La saga Italienne d’Elena Ferrante arrive enfin sur Canal+

 

C’est une histoire qui n’aurait jamais dû être racontée.

Une histoire d’amitié, de haine et de passions. Une histoire de vie et de transformations ; l’histoire d’un pays à travers laquelle les âmes de deux jeunes filles se croisent.

Naples, de la fin des années cinquante à soixante ans plus tard. Une tétralogie passionnante dans laquelle s’opposent et s’attirent deux héroïnes aux caractères riches, à la fois solaires et sombres. Lila et Lenu viennent toutes deux du même milieu social, mais chacune à leur manière, elles vont s’opposer à ce destin tout tracé qui ne leur convient pas. Si parfois la vie les sépare, entre promesses, trahisons, amours gâchées et temps qui passe, elles se retrouvent. Tantôt pour se comprendre, se juger ou se trahir, mais s’évitent aussi parfois, dans l’incompréhension que fait naître l’éloignement.

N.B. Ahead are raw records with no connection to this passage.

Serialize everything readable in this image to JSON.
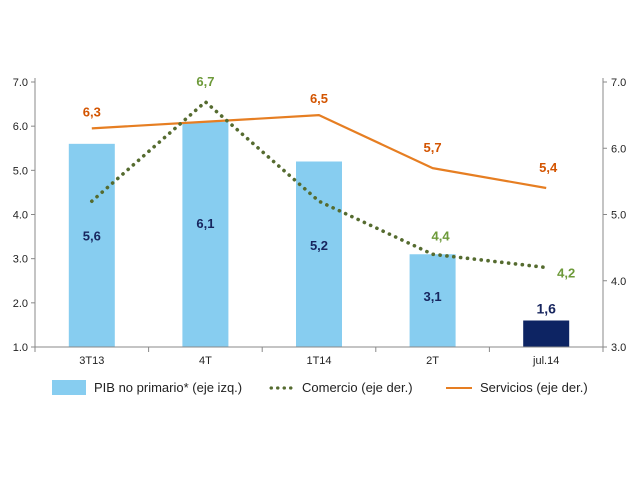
{
  "chart_data": {
    "type": "bar",
    "categories": [
      "3T13",
      "4T",
      "1T14",
      "2T",
      "jul.14"
    ],
    "y_left": {
      "ticks": [
        "1.0",
        "2.0",
        "3.0",
        "4.0",
        "5.0",
        "6.0",
        "7.0"
      ],
      "range": [
        1.0,
        7.0
      ]
    },
    "y_right": {
      "ticks": [
        "3.0",
        "4.0",
        "5.0",
        "6.0",
        "7.0"
      ],
      "range": [
        3.0,
        7.0
      ]
    },
    "series": [
      {
        "name": "PIB no primario* (eje izq.)",
        "type": "bar",
        "axis": "left",
        "values": [
          5.6,
          6.1,
          5.2,
          3.1,
          1.6
        ],
        "labels": [
          "5,6",
          "6,1",
          "5,2",
          "3,1",
          "1,6"
        ],
        "color": "#87cdf0",
        "highlight_color": "#0d2463",
        "highlight_index": 4
      },
      {
        "name": "Comercio (eje der.)",
        "type": "line",
        "style": "dotted",
        "axis": "right",
        "values": [
          5.2,
          6.7,
          5.2,
          4.4,
          4.2
        ],
        "labels": [
          "",
          "6,7",
          "",
          "4,4",
          "4,2"
        ],
        "color": "#556b2f",
        "label_color": "#6d9a3a"
      },
      {
        "name": "Servicios (eje der.)",
        "type": "line",
        "style": "solid",
        "axis": "right",
        "values": [
          6.3,
          6.4,
          6.5,
          5.7,
          5.4
        ],
        "labels": [
          "6,3",
          "",
          "6,5",
          "5,7",
          "5,4"
        ],
        "color": "#e67e22",
        "label_color": "#d35400"
      }
    ],
    "legend_position": "bottom",
    "grid": false
  }
}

La plume d’Elena Ferrante est juste, tantôt crue tantôt douce, parfois acérée quand elle décrit les disputes, et peint avec panache le portrait d’une Italie en pleine révolution. Révolution à la fois historique et politique, à travers une galerie de personnages forts, durs et touchants, qui balayent toutes les classes sociales de l’Italie de l’époque. Des personnages que l’on voit grandir et évoluer tout au long de ce cycle d’apprentissage.

L’amie prodigieuse

« Je ne suis pas nostalgique de notre enfance : elle était pleine de violence. C’était la vie, un point c’est tout : et nous grandissions avec l’obligation de la rendre difficile aux autres avant que les autres ne nous la rendent difficile. »

Le Nouveau nom

« Si rien ne pouvait nous sauver, ni l’argent, ni le corps d’un homme, ni même les études, autant tout détruire immédiatement. »

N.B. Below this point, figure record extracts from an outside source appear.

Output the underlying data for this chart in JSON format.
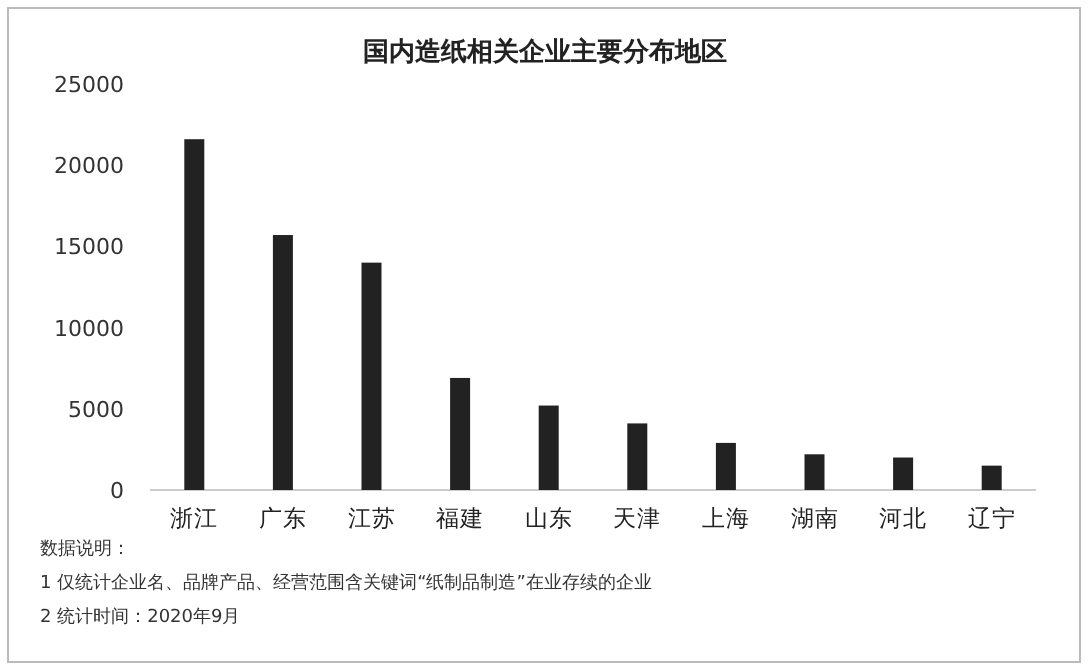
{
  "chart_data": {
    "type": "bar",
    "title": "国内造纸相关企业主要分布地区",
    "categories": [
      "浙江",
      "广东",
      "江苏",
      "福建",
      "山东",
      "天津",
      "上海",
      "湖南",
      "河北",
      "辽宁"
    ],
    "values": [
      21600,
      15700,
      14000,
      6900,
      5200,
      4100,
      2900,
      2200,
      2000,
      1500
    ],
    "color": "#222222",
    "ylim": [
      0,
      25000
    ],
    "yticks": [
      0,
      5000,
      10000,
      15000,
      20000,
      25000
    ],
    "grid": false,
    "annotations": [
      "数据说明：",
      "1 仅统计企业名、品牌产品、经营范围含关键词“纸制品制造”在业存续的企业",
      "2 统计时间：2020年9月"
    ]
  }
}
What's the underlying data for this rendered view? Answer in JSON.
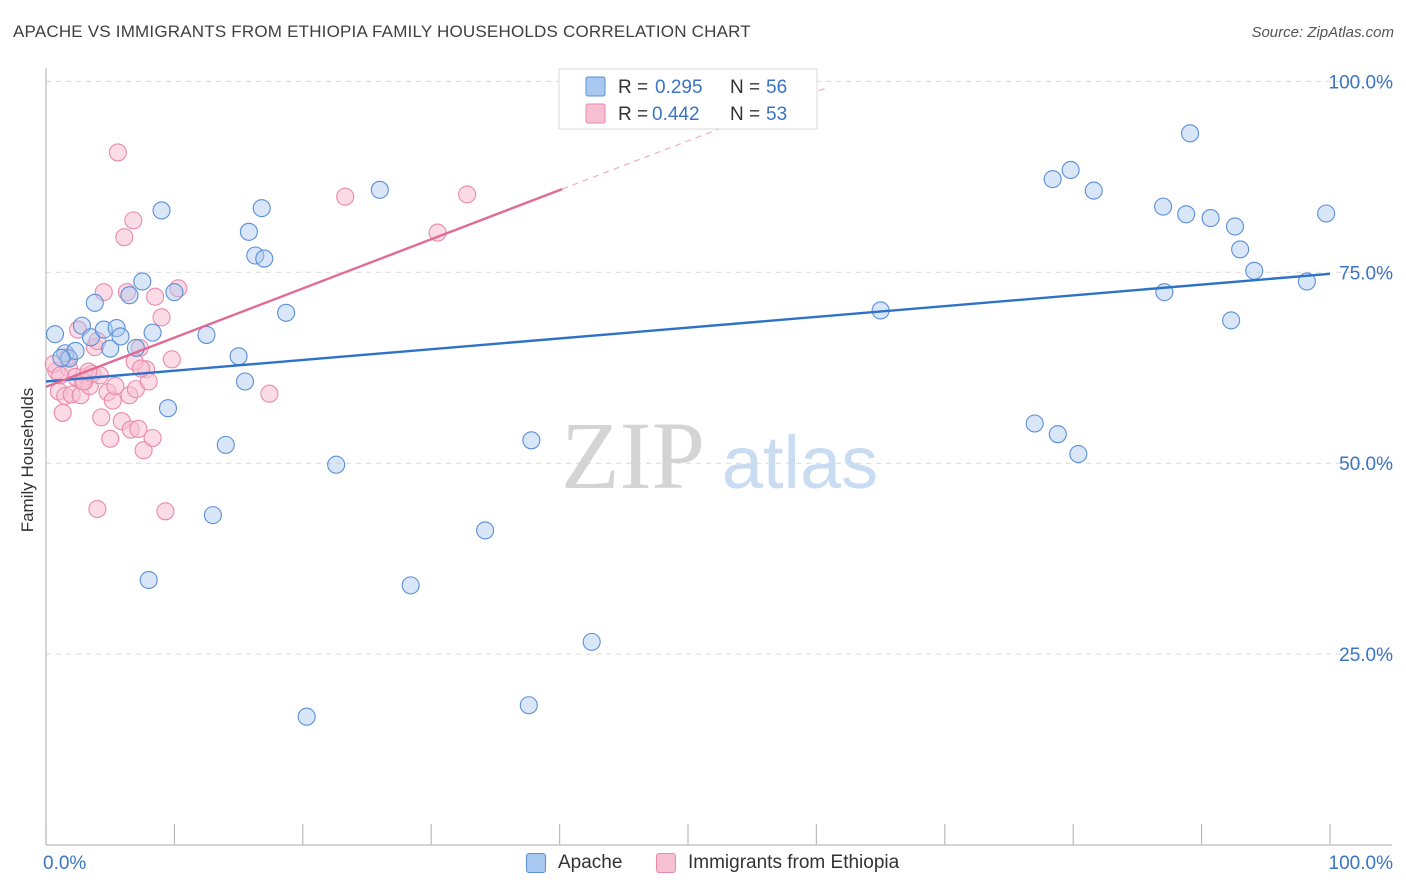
{
  "header": {
    "title": "APACHE VS IMMIGRANTS FROM ETHIOPIA FAMILY HOUSEHOLDS CORRELATION CHART",
    "source": "Source: ZipAtlas.com"
  },
  "watermark": {
    "zip": "ZIP",
    "atlas": "atlas"
  },
  "colors": {
    "apache_fill": "#a9c8ef",
    "apache_stroke": "#5a8fd8",
    "apache_line": "#2e72c8",
    "ethiopia_fill": "#f7bfd2",
    "ethiopia_stroke": "#e98aab",
    "ethiopia_line": "#e06b95",
    "value_text": "#3a74c4",
    "grid": "#d9d9d9"
  },
  "legend": {
    "entries": [
      {
        "series": "Apache",
        "r_label": "R = ",
        "r_value": "0.295",
        "n_label": "N = ",
        "n_value": "56"
      },
      {
        "series": "Immigrants from Ethiopia",
        "r_label": "R = ",
        "r_value": "0.442",
        "n_label": "N = ",
        "n_value": "53"
      }
    ]
  },
  "chart_data": {
    "type": "scatter",
    "title": "APACHE VS IMMIGRANTS FROM ETHIOPIA FAMILY HOUSEHOLDS CORRELATION CHART",
    "xlabel": "",
    "ylabel": "Family Households",
    "xlim": [
      0,
      100
    ],
    "ylim": [
      0,
      105
    ],
    "x_tick_labels": [
      "0.0%",
      "100.0%"
    ],
    "y_ticks": [
      25,
      50,
      75,
      100
    ],
    "y_tick_labels": [
      "25.0%",
      "50.0%",
      "75.0%",
      "100.0%"
    ],
    "grid": true,
    "legend_position": "top-center",
    "series": [
      {
        "name": "Apache",
        "r": 0.295,
        "n": 56,
        "trend": {
          "x0": 0,
          "y0": 60.7,
          "x1": 100,
          "y1": 74.8
        },
        "points": [
          [
            0.7,
            66.9
          ],
          [
            1.5,
            64.4
          ],
          [
            1.8,
            63.7
          ],
          [
            2.3,
            64.7
          ],
          [
            2.8,
            68.0
          ],
          [
            3.5,
            66.5
          ],
          [
            3.8,
            71.0
          ],
          [
            4.5,
            67.5
          ],
          [
            5.0,
            65.0
          ],
          [
            5.5,
            67.7
          ],
          [
            5.8,
            66.6
          ],
          [
            6.5,
            72.0
          ],
          [
            7.0,
            65.1
          ],
          [
            7.5,
            73.8
          ],
          [
            8.0,
            34.7
          ],
          [
            8.3,
            67.1
          ],
          [
            9.0,
            83.1
          ],
          [
            9.5,
            57.2
          ],
          [
            10.0,
            72.4
          ],
          [
            12.5,
            66.8
          ],
          [
            13.0,
            43.2
          ],
          [
            14.0,
            52.4
          ],
          [
            15.0,
            64.0
          ],
          [
            15.5,
            60.7
          ],
          [
            15.8,
            80.3
          ],
          [
            16.3,
            77.2
          ],
          [
            16.8,
            83.4
          ],
          [
            17.0,
            76.8
          ],
          [
            18.7,
            69.7
          ],
          [
            20.3,
            16.8
          ],
          [
            22.6,
            49.8
          ],
          [
            26.0,
            85.8
          ],
          [
            28.4,
            34.0
          ],
          [
            34.2,
            41.2
          ],
          [
            37.6,
            18.3
          ],
          [
            37.8,
            53.0
          ],
          [
            42.5,
            26.6
          ],
          [
            65.0,
            70.0
          ],
          [
            77.0,
            55.2
          ],
          [
            78.4,
            87.2
          ],
          [
            78.8,
            53.8
          ],
          [
            79.8,
            88.4
          ],
          [
            80.4,
            51.2
          ],
          [
            81.6,
            85.7
          ],
          [
            87.0,
            83.6
          ],
          [
            87.1,
            72.4
          ],
          [
            88.8,
            82.6
          ],
          [
            89.1,
            93.2
          ],
          [
            90.7,
            82.1
          ],
          [
            92.3,
            68.7
          ],
          [
            92.6,
            81.0
          ],
          [
            93.0,
            78.0
          ],
          [
            94.1,
            75.2
          ],
          [
            98.2,
            73.8
          ],
          [
            99.7,
            82.7
          ],
          [
            1.2,
            63.8
          ]
        ]
      },
      {
        "name": "Immigrants from Ethiopia",
        "r": 0.442,
        "n": 53,
        "trend": {
          "x0": 0,
          "y0": 60.0,
          "x1": 40.2,
          "y1": 85.9
        },
        "points": [
          [
            0.8,
            62.1
          ],
          [
            1.0,
            59.4
          ],
          [
            1.3,
            56.6
          ],
          [
            1.5,
            58.8
          ],
          [
            1.8,
            62.4
          ],
          [
            2.0,
            59.0
          ],
          [
            2.3,
            61.3
          ],
          [
            2.5,
            67.5
          ],
          [
            2.7,
            58.9
          ],
          [
            3.0,
            60.7
          ],
          [
            3.2,
            61.4
          ],
          [
            3.4,
            60.1
          ],
          [
            3.6,
            61.7
          ],
          [
            3.8,
            65.2
          ],
          [
            4.0,
            66.0
          ],
          [
            4.2,
            61.5
          ],
          [
            4.3,
            56.0
          ],
          [
            4.5,
            72.4
          ],
          [
            4.8,
            59.3
          ],
          [
            5.0,
            53.2
          ],
          [
            5.2,
            58.2
          ],
          [
            5.6,
            90.7
          ],
          [
            5.9,
            55.5
          ],
          [
            6.1,
            79.6
          ],
          [
            6.3,
            72.4
          ],
          [
            6.5,
            58.9
          ],
          [
            6.6,
            54.4
          ],
          [
            6.8,
            81.8
          ],
          [
            7.0,
            59.7
          ],
          [
            7.2,
            54.5
          ],
          [
            7.3,
            65.1
          ],
          [
            7.6,
            51.7
          ],
          [
            7.8,
            62.3
          ],
          [
            8.0,
            60.7
          ],
          [
            8.3,
            53.3
          ],
          [
            8.5,
            71.8
          ],
          [
            9.0,
            69.1
          ],
          [
            9.3,
            43.7
          ],
          [
            9.8,
            63.6
          ],
          [
            10.3,
            72.9
          ],
          [
            17.4,
            59.1
          ],
          [
            23.3,
            84.9
          ],
          [
            30.5,
            80.2
          ],
          [
            32.8,
            85.2
          ],
          [
            0.6,
            63.0
          ],
          [
            1.7,
            63.9
          ],
          [
            2.9,
            60.7
          ],
          [
            3.3,
            62.0
          ],
          [
            4.0,
            44.0
          ],
          [
            5.4,
            60.1
          ],
          [
            6.9,
            63.3
          ],
          [
            7.4,
            62.4
          ],
          [
            1.1,
            61.5
          ]
        ]
      }
    ]
  }
}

Celle qui fuit et celle qui reste

Celle qui fuit et celle qui reste n’a rien à envier à ses deux prédécesseurs. À la dimension historique et intime s’ajoute même un volet politique, puisque les dix années que couvre le roman sont cruciales pour l’Italie, un pays en transformation, en marche vers la modernité.

L’enfant perdue

Plus que jamais, dans L’enfant perdue, Elena Ferrante nous livre un monde complet, riche et bouillonnant, à la façon des grands romanciers du XIXe siècle, un monde qu’on n’oublie pas.

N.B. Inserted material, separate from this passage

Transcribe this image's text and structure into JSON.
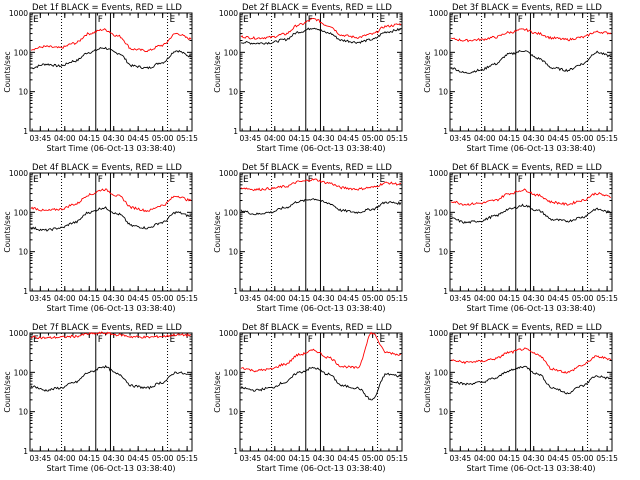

Les Héroïnes sont extrêmement attachantes et agaçantes aussi parfois, l’on peut avoir des regrets sur certains des choix qu’elles ont faits, mais cette saga est sans conteste l’une des plus brillantes de ces dernières années, et elle a le mérite de mettre en valeur la musicalité de la langue italienne, à travers le merveilleux travail de traduction en français effectué par la maison Gallimard. Si l’adaptation qui va très bientôt être diffusée sur canal + est très attendue, ce n’est que justice pour les fans de la tétralogie qui rêvaient de voir Elena et Lila prendre vie. L’article récent paru sur ActuaLitté laisse entrevoir à quel point le travail d’adaptation a respecté la richesse du monde créé par Ferrante, et ne fait que confirmer ma hâte de relire les quatre tomes et de voir enfin la série.